»¡Ese período debió de ser para Radek el más embriagador! ¿Acaso no se sentía omnipotente, él, que no tenía con qué pagarse un aperitivo? Y se codeaba cada día con Crosby, que no lo conocía y que, en la espera, comenzaba a asustarse.
»Lo que me llevó a descubrir la verdad sobre los acontecimientos de la mansión de Saint-Cloud, fíjese, es una frase del informe del forense. Jamás se leen con suficiente atención los informes de los expertos. Hace cuatro días descubrí un detalle que me sorprendió. El médico forense escribió: «Varios minutos después de su muerte, el cuerpo de Mistress Henderson, que debía de hallarse al borde de la cama, rodó al suelo». Admita que el asesino no tenía motivo alguno, varios minutos después del crimen, para tocar un cadáver que no llevaba joyas, sino tan sólo un camisón.
»Pero retomaré la secuencia de los hechos. Esta noche, Radek los ha confirmado. Radek convence a Heurtin para que entre en la mansión exactamente a las dos y media; subirá al primer piso y entrará en la habitación sin encender la luz. Radek le ha jurado que la casa está deshabitada, ¡y que los objetos de valor se encontraban en la cama! A las dos y veinte, Radek, a solas, mata a las dos mujeres, oculta el cuchillo en el armario y sale. Espía a continuación la llegada de Joseph Heurtin, que sigue las instrucciones dadas.
»Y Heurtin, de repente, palpa en la oscuridad, derriba un cuerpo, se asusta, enciende la luz, ve los cadáveres, comprueba que las dos mujeres están muertas y deja huellas de sus dedos ensangrentados por todas partes. Cuando al fin escapa, asustado, se tropieza en el exterior con un Radek que ha cambiado de actitud, que ríe y se muestra cruel.

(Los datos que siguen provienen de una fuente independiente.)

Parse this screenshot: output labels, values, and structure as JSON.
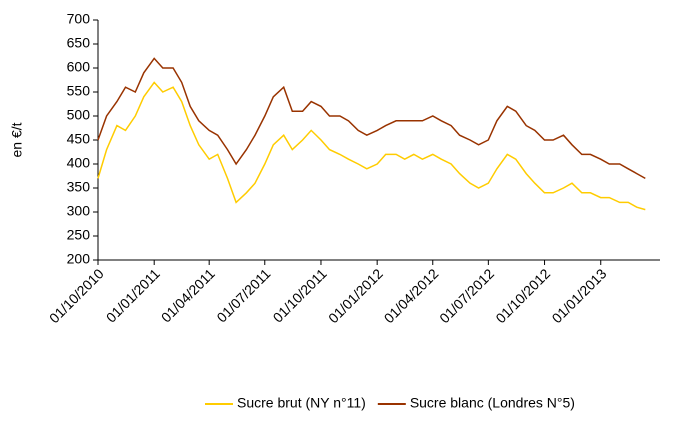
{
  "chart_data": {
    "type": "line",
    "ylabel": "en €/t",
    "x": [
      "01/10/2010",
      "15/10/2010",
      "01/11/2010",
      "15/11/2010",
      "01/12/2010",
      "15/12/2010",
      "01/01/2011",
      "15/01/2011",
      "01/02/2011",
      "15/02/2011",
      "01/03/2011",
      "15/03/2011",
      "01/04/2011",
      "15/04/2011",
      "01/05/2011",
      "15/05/2011",
      "01/06/2011",
      "15/06/2011",
      "01/07/2011",
      "15/07/2011",
      "01/08/2011",
      "15/08/2011",
      "01/09/2011",
      "15/09/2011",
      "01/10/2011",
      "15/10/2011",
      "01/11/2011",
      "15/11/2011",
      "01/12/2011",
      "15/12/2011",
      "01/01/2012",
      "15/01/2012",
      "01/02/2012",
      "15/02/2012",
      "01/03/2012",
      "15/03/2012",
      "01/04/2012",
      "15/04/2012",
      "01/05/2012",
      "15/05/2012",
      "01/06/2012",
      "15/06/2012",
      "01/07/2012",
      "15/07/2012",
      "01/08/2012",
      "15/08/2012",
      "01/09/2012",
      "15/09/2012",
      "01/10/2012",
      "15/10/2012",
      "01/11/2012",
      "15/11/2012",
      "01/12/2012",
      "15/12/2012",
      "01/01/2013",
      "15/01/2013",
      "01/02/2013",
      "15/02/2013",
      "01/03/2013",
      "15/03/2013"
    ],
    "series": [
      {
        "name": "Sucre brut (NY n°11)",
        "color": "#ffcc00",
        "values": [
          370,
          430,
          480,
          470,
          500,
          540,
          570,
          550,
          560,
          530,
          480,
          440,
          410,
          420,
          370,
          320,
          340,
          360,
          400,
          440,
          460,
          430,
          450,
          470,
          450,
          430,
          420,
          410,
          400,
          390,
          400,
          420,
          420,
          410,
          420,
          410,
          420,
          410,
          400,
          380,
          360,
          350,
          360,
          390,
          420,
          410,
          380,
          360,
          340,
          340,
          350,
          360,
          340,
          340,
          330,
          330,
          320,
          320,
          310,
          305
        ]
      },
      {
        "name": "Sucre blanc (Londres N°5)",
        "color": "#993300",
        "values": [
          450,
          500,
          530,
          560,
          550,
          590,
          620,
          600,
          600,
          570,
          520,
          490,
          470,
          460,
          430,
          400,
          430,
          460,
          500,
          540,
          560,
          510,
          510,
          530,
          520,
          500,
          500,
          490,
          470,
          460,
          470,
          480,
          490,
          490,
          490,
          490,
          500,
          490,
          480,
          460,
          450,
          440,
          450,
          490,
          520,
          510,
          480,
          470,
          450,
          450,
          460,
          440,
          420,
          420,
          410,
          400,
          400,
          390,
          380,
          370
        ]
      }
    ],
    "xlim": [
      "01/10/2010",
      "08/04/2013"
    ],
    "xticks": [
      "01/10/2010",
      "01/01/2011",
      "01/04/2011",
      "01/07/2011",
      "01/10/2011",
      "01/01/2012",
      "01/04/2012",
      "01/07/2012",
      "01/10/2012",
      "01/01/2013"
    ],
    "ylim": [
      200,
      700
    ],
    "yticks": [
      200,
      250,
      300,
      350,
      400,
      450,
      500,
      550,
      600,
      650,
      700
    ],
    "legend": "bottom"
  }
}
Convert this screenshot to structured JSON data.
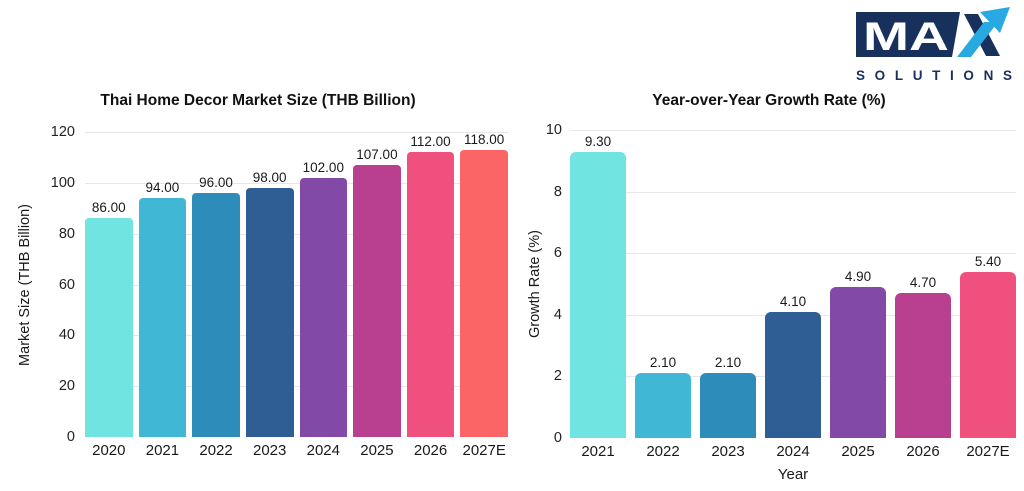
{
  "page": {
    "background": "#ffffff"
  },
  "logo": {
    "ma_letters": "MA",
    "subtext": "SOLUTIONS",
    "navy": "#18305C",
    "light_blue": "#29A9E1"
  },
  "chart_data": [
    {
      "type": "bar",
      "title": "Thai Home Decor Market Size (THB Billion)",
      "categories": [
        "2020",
        "2021",
        "2022",
        "2023",
        "2024",
        "2025",
        "2026",
        "2027E"
      ],
      "values": [
        86,
        94,
        96,
        98,
        102,
        107,
        112,
        118
      ],
      "value_labels": [
        "86.00",
        "94.00",
        "96.00",
        "98.00",
        "102.00",
        "107.00",
        "112.00",
        "118.00"
      ],
      "xlabel": "",
      "ylabel": "Market Size (THB Billion)",
      "ylim": [
        0,
        120
      ],
      "ytick_step": 20,
      "grid": true,
      "legend": false,
      "bar_colors": [
        "#6FE4E0",
        "#41B7D6",
        "#2E8CBB",
        "#2E5E94",
        "#8349A7",
        "#B94090",
        "#F0507E",
        "#FC6566"
      ]
    },
    {
      "type": "bar",
      "title": "Year-over-Year Growth Rate (%)",
      "categories": [
        "2021",
        "2022",
        "2023",
        "2024",
        "2025",
        "2026",
        "2027E"
      ],
      "values": [
        9.3,
        2.1,
        2.1,
        4.1,
        4.9,
        4.7,
        5.4
      ],
      "value_labels": [
        "9.30",
        "2.10",
        "2.10",
        "4.10",
        "4.90",
        "4.70",
        "5.40"
      ],
      "xlabel": "Year",
      "ylabel": "Growth Rate (%)",
      "ylim": [
        0,
        10
      ],
      "ytick_step": 2,
      "grid": true,
      "legend": false,
      "bar_colors": [
        "#6FE4E0",
        "#41B7D6",
        "#2E8CBB",
        "#2E5E94",
        "#8349A7",
        "#B94090",
        "#F0507E"
      ]
    }
  ]
}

»La escena entre los dos hombres debió de ser impresionante. Pero ¿qué podía hacer contra Radek un simple como Heurtin? ¡Ni siquiera conoce su nombre! ¡No sabe ni dónde vive! El checo le muestra sus guantes de caucho y las zapatillas gracias a las cuales no ha dejado la menor huella en la casa. "¡Te condenarán! ¡No te creerán! ¡Nadie te creerá! ¡Y serás ejecutado!" Un taxi los espera al otro lado del Sena, en Boulogne. Y Radek no para de hablar. "¡Si callas, te salvaré! ¿Lo entiendes? Te sacaré de la cárcel, quizá dentro de un mes, quizá dentro de tres, pero tú saldrás". Dos días después, Heurtin, detenido, se limita a repetir que él no ha matado a nadie. Está alelado. A su madre, y sólo a ella, le habla de Radek. ¡Y su madre no le cree! ¿No es la mejor prueba de que el otro tenía razón, de que es mejor callarse y aguardar la ayuda prometida?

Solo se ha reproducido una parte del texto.